HARARE – Harare Municipal Workers Union (HMWU) has accused council management of being confused over its mooted retrenchment exercise, HMWU executive chairperson Cosmas Bungu has said.
This comes after acting town clerk Josephine Ncube hinted that the city was mulling reducing employment costs.
Bungu told the Daily News: “It is shocking that at the same time when the city’s top brass are talking about retrenchment and balancing their books, council has made its intention to embark on a massive recruitment drive, abundantly clear in its advertisement Vacancy Notice: HCD/09/2017, dated October 1, 2017.
“This makes no sense whatsoever that at one point they want to reduce the workforce and on the other hand they are recruiting.
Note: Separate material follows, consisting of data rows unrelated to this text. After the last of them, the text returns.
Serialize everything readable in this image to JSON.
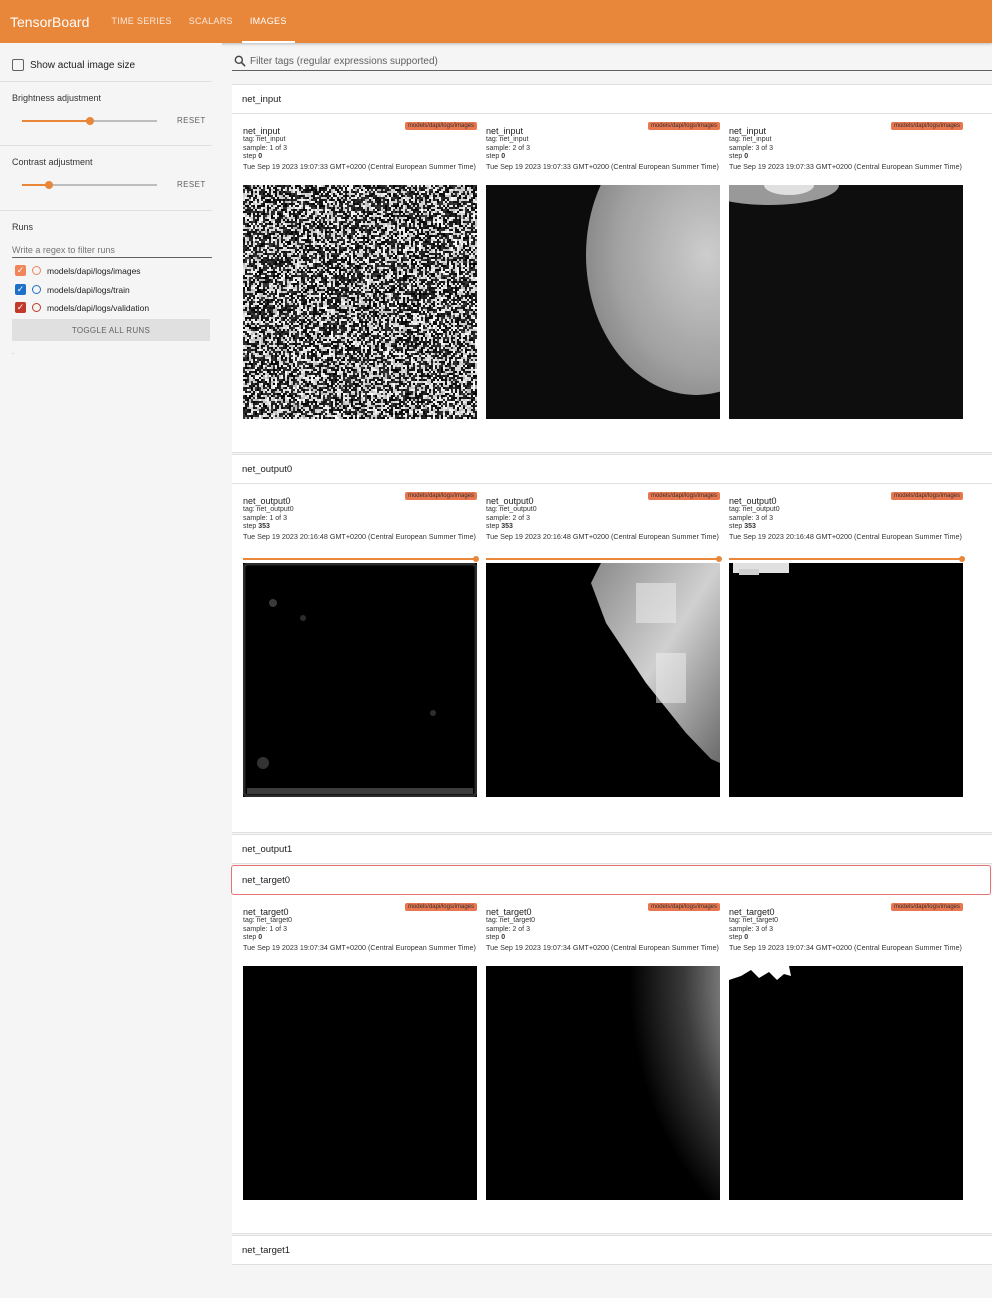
{
  "header": {
    "brand": "TensorBoard",
    "tabs": [
      {
        "label": "TIME SERIES",
        "active": false
      },
      {
        "label": "SCALARS",
        "active": false
      },
      {
        "label": "IMAGES",
        "active": true
      }
    ],
    "accent_color": "#e8863a"
  },
  "sidebar": {
    "show_actual_size_label": "Show actual image size",
    "show_actual_size_checked": false,
    "brightness": {
      "label": "Brightness adjustment",
      "value_fraction": 0.5,
      "reset_label": "RESET"
    },
    "contrast": {
      "label": "Contrast adjustment",
      "value_fraction": 0.2,
      "reset_label": "RESET"
    },
    "runs_label": "Runs",
    "runs_filter_placeholder": "Write a regex to filter runs",
    "runs": [
      {
        "name": "models/dapi/logs/images",
        "checked": true,
        "color": "#f0855a"
      },
      {
        "name": "models/dapi/logs/train",
        "checked": true,
        "color": "#1e6fc8"
      },
      {
        "name": "models/dapi/logs/validation",
        "checked": true,
        "color": "#c0392b"
      }
    ],
    "toggle_all_label": "TOGGLE ALL RUNS",
    "footer_mark": "."
  },
  "main": {
    "tag_filter_placeholder": "Filter tags (regular expressions supported)",
    "groups": [
      {
        "tag": "net_input",
        "cards": [
          {
            "name": "net_input",
            "run": "models/dapi/logs/images",
            "tag_line": "tag: net_input",
            "sample": "sample: 1 of 3",
            "step_prefix": "step",
            "step": "0",
            "timestamp": "Tue Sep 19 2023 19:07:33 GMT+0200 (Central European Summer Time)",
            "image": "noise"
          },
          {
            "name": "net_input",
            "run": "models/dapi/logs/images",
            "tag_line": "tag: net_input",
            "sample": "sample: 2 of 3",
            "step_prefix": "step",
            "step": "0",
            "timestamp": "Tue Sep 19 2023 19:07:33 GMT+0200 (Central European Summer Time)",
            "image": "cell-right"
          },
          {
            "name": "net_input",
            "run": "models/dapi/logs/images",
            "tag_line": "tag: net_input",
            "sample": "sample: 3 of 3",
            "step_prefix": "step",
            "step": "0",
            "timestamp": "Tue Sep 19 2023 19:07:33 GMT+0200 (Central European Summer Time)",
            "image": "edge-top"
          }
        ]
      },
      {
        "tag": "net_output0",
        "cards": [
          {
            "name": "net_output0",
            "run": "models/dapi/logs/images",
            "tag_line": "tag: net_output0",
            "sample": "sample: 1 of 3",
            "step_prefix": "step",
            "step": "353",
            "timestamp": "Tue Sep 19 2023 20:16:48 GMT+0200 (Central European Summer Time)",
            "image": "dark-blotch"
          },
          {
            "name": "net_output0",
            "run": "models/dapi/logs/images",
            "tag_line": "tag: net_output0",
            "sample": "sample: 2 of 3",
            "step_prefix": "step",
            "step": "353",
            "timestamp": "Tue Sep 19 2023 20:16:48 GMT+0200 (Central European Summer Time)",
            "image": "blocky-cell"
          },
          {
            "name": "net_output0",
            "run": "models/dapi/logs/images",
            "tag_line": "tag: net_output0",
            "sample": "sample: 3 of 3",
            "step_prefix": "step",
            "step": "353",
            "timestamp": "Tue Sep 19 2023 20:16:48 GMT+0200 (Central European Summer Time)",
            "image": "blocky-top"
          }
        ]
      },
      {
        "tag": "net_output1",
        "cards": []
      },
      {
        "tag": "net_target0",
        "highlighted": true,
        "cards": [
          {
            "name": "net_target0",
            "run": "models/dapi/logs/images",
            "tag_line": "tag: net_target0",
            "sample": "sample: 1 of 3",
            "step_prefix": "step",
            "step": "0",
            "timestamp": "Tue Sep 19 2023 19:07:34 GMT+0200 (Central European Summer Time)",
            "image": "black"
          },
          {
            "name": "net_target0",
            "run": "models/dapi/logs/images",
            "tag_line": "tag: net_target0",
            "sample": "sample: 2 of 3",
            "step_prefix": "step",
            "step": "0",
            "timestamp": "Tue Sep 19 2023 19:07:34 GMT+0200 (Central European Summer Time)",
            "image": "smooth-cell"
          },
          {
            "name": "net_target0",
            "run": "models/dapi/logs/images",
            "tag_line": "tag: net_target0",
            "sample": "sample: 3 of 3",
            "step_prefix": "step",
            "step": "0",
            "timestamp": "Tue Sep 19 2023 19:07:34 GMT+0200 (Central European Summer Time)",
            "image": "wavy-top"
          }
        ]
      },
      {
        "tag": "net_target1",
        "cards": []
      }
    ]
  }
}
This shows the confusion that is roaming in the corridors of power at Town House,” Bungu said.
He said council should focus on investing in areas such as the Crusher Station which can generate revenue for the city.
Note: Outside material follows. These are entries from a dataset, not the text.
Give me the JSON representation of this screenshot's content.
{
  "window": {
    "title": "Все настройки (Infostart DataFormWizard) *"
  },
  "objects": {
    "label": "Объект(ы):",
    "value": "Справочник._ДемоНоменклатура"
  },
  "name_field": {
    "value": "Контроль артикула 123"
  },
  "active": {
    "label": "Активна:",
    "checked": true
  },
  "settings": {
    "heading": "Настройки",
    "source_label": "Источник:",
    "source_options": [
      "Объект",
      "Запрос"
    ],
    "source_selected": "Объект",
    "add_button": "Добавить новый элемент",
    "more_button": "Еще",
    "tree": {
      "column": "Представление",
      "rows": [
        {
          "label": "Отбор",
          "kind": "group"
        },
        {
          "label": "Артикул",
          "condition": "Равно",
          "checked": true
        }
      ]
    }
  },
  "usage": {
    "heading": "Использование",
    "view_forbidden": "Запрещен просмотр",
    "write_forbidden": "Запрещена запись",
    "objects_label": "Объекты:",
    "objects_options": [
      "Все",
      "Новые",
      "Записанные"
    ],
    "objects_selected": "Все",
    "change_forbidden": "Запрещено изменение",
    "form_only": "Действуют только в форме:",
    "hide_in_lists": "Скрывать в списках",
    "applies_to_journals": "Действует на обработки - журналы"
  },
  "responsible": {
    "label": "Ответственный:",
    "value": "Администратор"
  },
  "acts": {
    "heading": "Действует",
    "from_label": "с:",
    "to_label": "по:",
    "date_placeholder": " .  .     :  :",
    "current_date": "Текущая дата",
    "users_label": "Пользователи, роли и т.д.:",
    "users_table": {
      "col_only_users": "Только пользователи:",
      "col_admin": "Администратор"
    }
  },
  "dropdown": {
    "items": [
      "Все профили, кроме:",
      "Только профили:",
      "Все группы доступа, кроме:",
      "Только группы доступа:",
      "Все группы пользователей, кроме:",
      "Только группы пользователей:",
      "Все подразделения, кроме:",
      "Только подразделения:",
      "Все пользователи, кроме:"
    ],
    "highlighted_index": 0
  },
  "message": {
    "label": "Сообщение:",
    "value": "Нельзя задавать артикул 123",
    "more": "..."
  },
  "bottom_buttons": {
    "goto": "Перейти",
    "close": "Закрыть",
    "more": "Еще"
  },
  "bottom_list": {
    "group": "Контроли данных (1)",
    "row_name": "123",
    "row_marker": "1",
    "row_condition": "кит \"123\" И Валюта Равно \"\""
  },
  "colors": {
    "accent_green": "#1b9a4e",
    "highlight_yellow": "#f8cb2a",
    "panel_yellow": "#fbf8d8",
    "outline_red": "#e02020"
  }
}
The union’s leader said management should first reduce their very high salaries before proposing to fire people.
“The city’s debts will continue to mount regardless of the proposed retrenchments because of council’s poor management systems and prioritising on things that are of no importance.
“The Harare City Council — as things stand — is short of manpower, employees are being overworked in certain stations.
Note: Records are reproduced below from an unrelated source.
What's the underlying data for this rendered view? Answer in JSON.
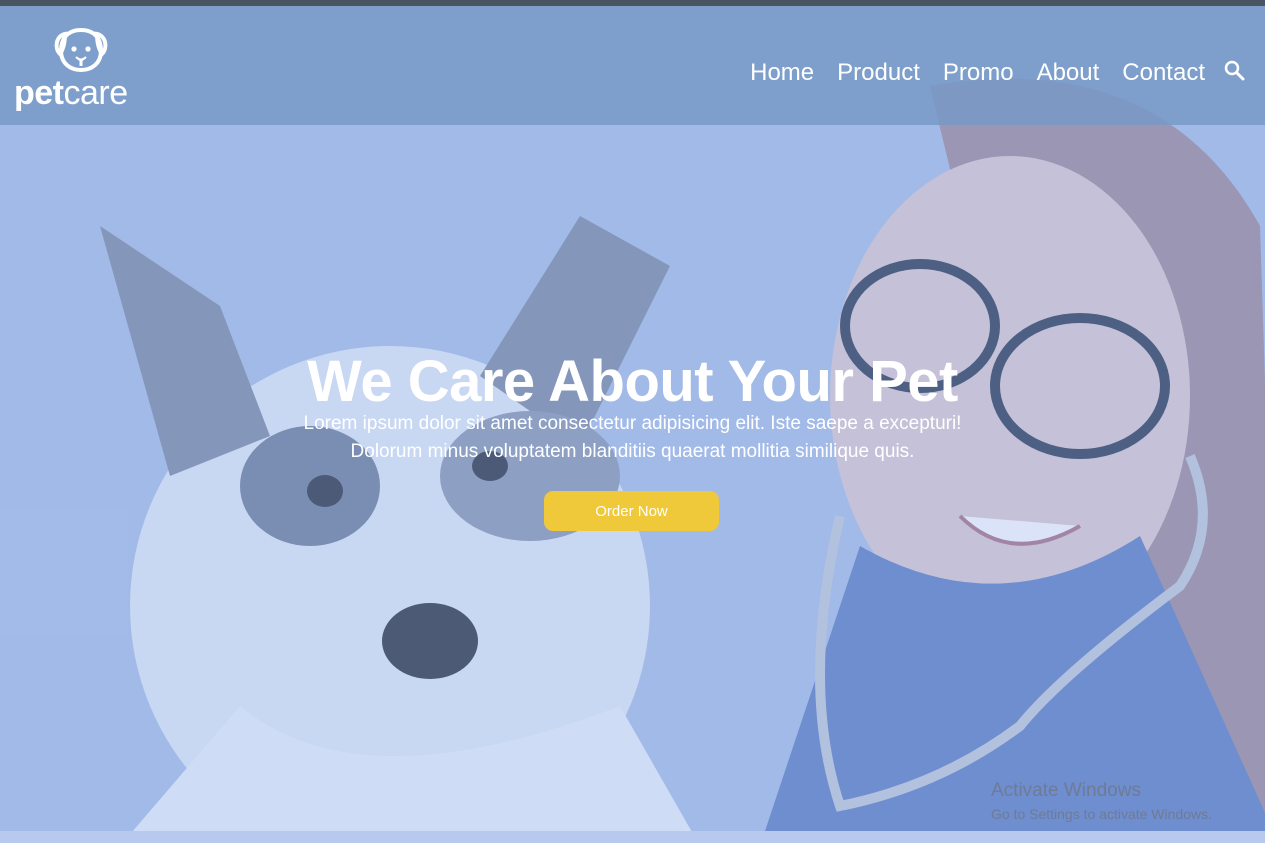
{
  "brand": {
    "bold": "pet",
    "light": "care"
  },
  "nav": {
    "items": [
      "Home",
      "Product",
      "Promo",
      "About",
      "Contact"
    ]
  },
  "hero": {
    "title": "We Care About Your Pet",
    "line1": "Lorem ipsum dolor sit amet consectetur adipisicing elit. Iste saepe a excepturi!",
    "line2": "Dolorum minus voluptatem blanditiis quaerat mollitia similique quis.",
    "button": "Order Now"
  },
  "watermark": {
    "title": "Activate Windows",
    "subtitle": "Go to Settings to activate Windows."
  },
  "icons": {
    "search": "search-icon",
    "logo": "dog-face-icon"
  },
  "colors": {
    "navbar": "#7698c4",
    "hero": "#a8bee8",
    "button": "#f0c93b",
    "text": "#ffffff"
  }
}
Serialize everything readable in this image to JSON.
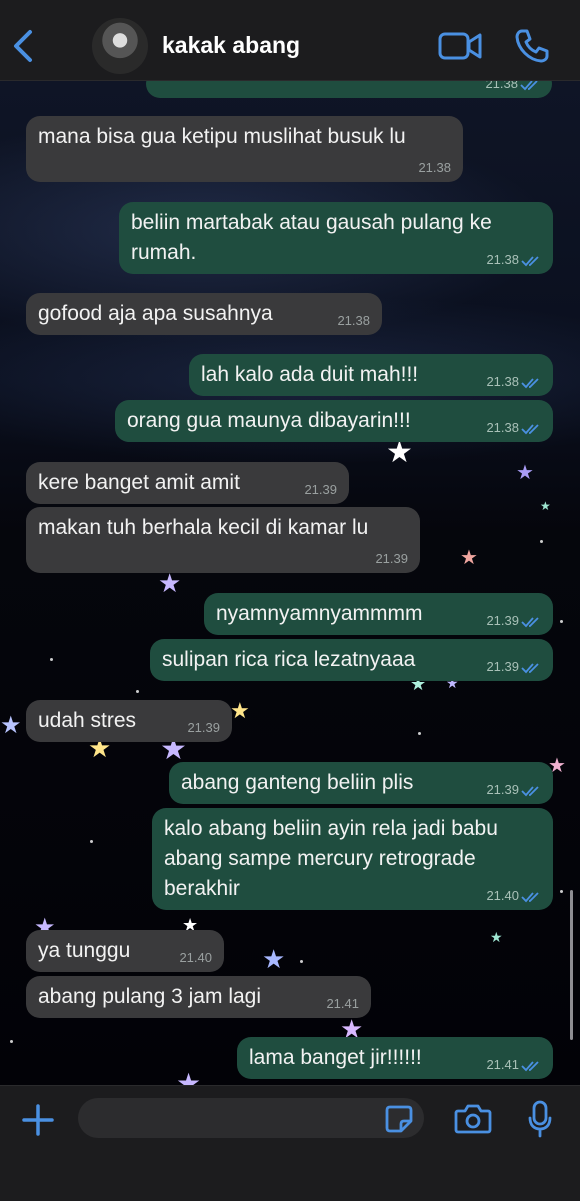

“In places where there are supposed to be four people working, there is only one person doing the work,” he said.
Meanwhile, the city has begun preparing to retire more than 300 employees.
According to human capital director Cainos Chingombe, 306 employees that are nearing retirement had been trained in commercial farming covering poultry, horticulture and animal husbandry.
Chingombe said the programmes were modelled such that retired council employees would be able to look after themselves after leaving work.
“The management of the retirement wellness programmes is aimed at retirement readiness and financial welfare for the retirees by capacitating them while they were still at work,” Chingombe said.